Retired Marine Colonel T.X. Hammes wrote in a recent essay that while the military spends billions teaching and training its members how to think, it then waters down their thinking with a PowerPoint culture. " As he puts it:

"PowerPoint is not a neutral tool — it is actively hostile to thoughtful decision-making. It has fundamentally changed our culture by altering the expectations of who makes decisions, what decisions they make and how they make them."

Decisions used to be carefully thought out and vetted by commanders and their staffs. Now, key points are distilled into 20-to-60 slides. "Bullets are not the same as complete sentences, which require developing coherent thoughts. Instead of forcing officers to learn the art of summarizing complex issues into coherent arguments, staff work now places a premium on slide building," Hammes states.

He also points out that PowerPoint has changed the culture of decision-making.

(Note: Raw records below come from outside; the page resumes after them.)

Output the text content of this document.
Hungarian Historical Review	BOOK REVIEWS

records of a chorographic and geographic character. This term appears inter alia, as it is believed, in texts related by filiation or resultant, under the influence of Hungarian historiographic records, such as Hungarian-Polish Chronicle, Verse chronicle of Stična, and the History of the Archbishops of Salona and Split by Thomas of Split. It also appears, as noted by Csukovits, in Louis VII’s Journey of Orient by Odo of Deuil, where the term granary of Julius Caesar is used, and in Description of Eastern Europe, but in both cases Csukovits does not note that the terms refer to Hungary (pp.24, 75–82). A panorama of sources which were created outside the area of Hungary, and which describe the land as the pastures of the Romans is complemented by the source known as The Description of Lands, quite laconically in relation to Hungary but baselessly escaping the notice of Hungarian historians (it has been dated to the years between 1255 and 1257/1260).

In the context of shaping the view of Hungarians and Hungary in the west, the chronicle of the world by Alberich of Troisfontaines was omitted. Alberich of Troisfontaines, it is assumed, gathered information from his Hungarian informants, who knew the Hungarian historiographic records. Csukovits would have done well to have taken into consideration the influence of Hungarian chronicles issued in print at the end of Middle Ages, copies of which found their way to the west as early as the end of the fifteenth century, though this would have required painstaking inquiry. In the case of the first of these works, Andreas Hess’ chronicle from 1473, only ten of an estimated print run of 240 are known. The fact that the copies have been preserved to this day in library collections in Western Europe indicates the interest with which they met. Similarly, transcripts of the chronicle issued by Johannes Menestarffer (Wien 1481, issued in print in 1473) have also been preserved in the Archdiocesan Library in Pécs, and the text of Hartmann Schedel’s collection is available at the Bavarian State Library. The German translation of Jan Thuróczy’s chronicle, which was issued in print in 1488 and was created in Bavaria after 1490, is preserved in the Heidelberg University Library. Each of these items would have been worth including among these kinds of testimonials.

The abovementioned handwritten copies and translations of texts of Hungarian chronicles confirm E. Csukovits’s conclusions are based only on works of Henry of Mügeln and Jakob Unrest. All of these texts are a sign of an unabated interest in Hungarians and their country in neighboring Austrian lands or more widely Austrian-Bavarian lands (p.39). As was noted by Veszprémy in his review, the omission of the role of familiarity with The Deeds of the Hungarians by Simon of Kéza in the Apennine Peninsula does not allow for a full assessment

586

Officers used to work through two to four decisions a day. But now within a PowerPoint culture,  "key decision-makers’ days are now broken down into one-hour and even 30-minute segments that are allocated for briefs. Of particular concern, many of these briefs are decision briefs. Thus senior decision-makers are making more decisions with less preparation and less time for thought."

This applies to the decision-making capabilities of business organizations as well. How many decisions are based on topline information in PowerPoint slides, versus more in-depth insights? How much energy and resources are being put into perfecting PowerPoint graphics?

Seth Godin, a noted author on the evolving business, has a better idea than PowerPoint: It's a thing called a "yellow legal pad," on which you can actually map out thoughts using a small, cylindrical device called a "pen."

Use of the pen and paper helps to increase interaction between meeting participants -- a level of interaction lost in the age of PowerPoint. As Godin explains:

"When you're in a small meeting (you and one or two other people) it's awkward to use a laptop or Powerpoint, because it destroys the intimacy of the discussion. Basically, it says, 'I'm going to talk to the screen and you can watch, okay?' The alternative is to use a thick pen or marker and a legal pad."

Using a pen and pad helps keep the conversation moving, while creating a written record of what's being discussed. "The act of writing is a verb, it's the process of putting it on the page that underlines what you've said, that highlights the moment," Godin emphasizes.

PowerPoint is an important tool for conveying information quickly and effectively. The use of eye-catching graphics also helps hold peoples' attention. But a smart approach may be to be more deliberate and selective about where PowerPoint presentations get employed, versus more straight-on, interactive communication to get points across.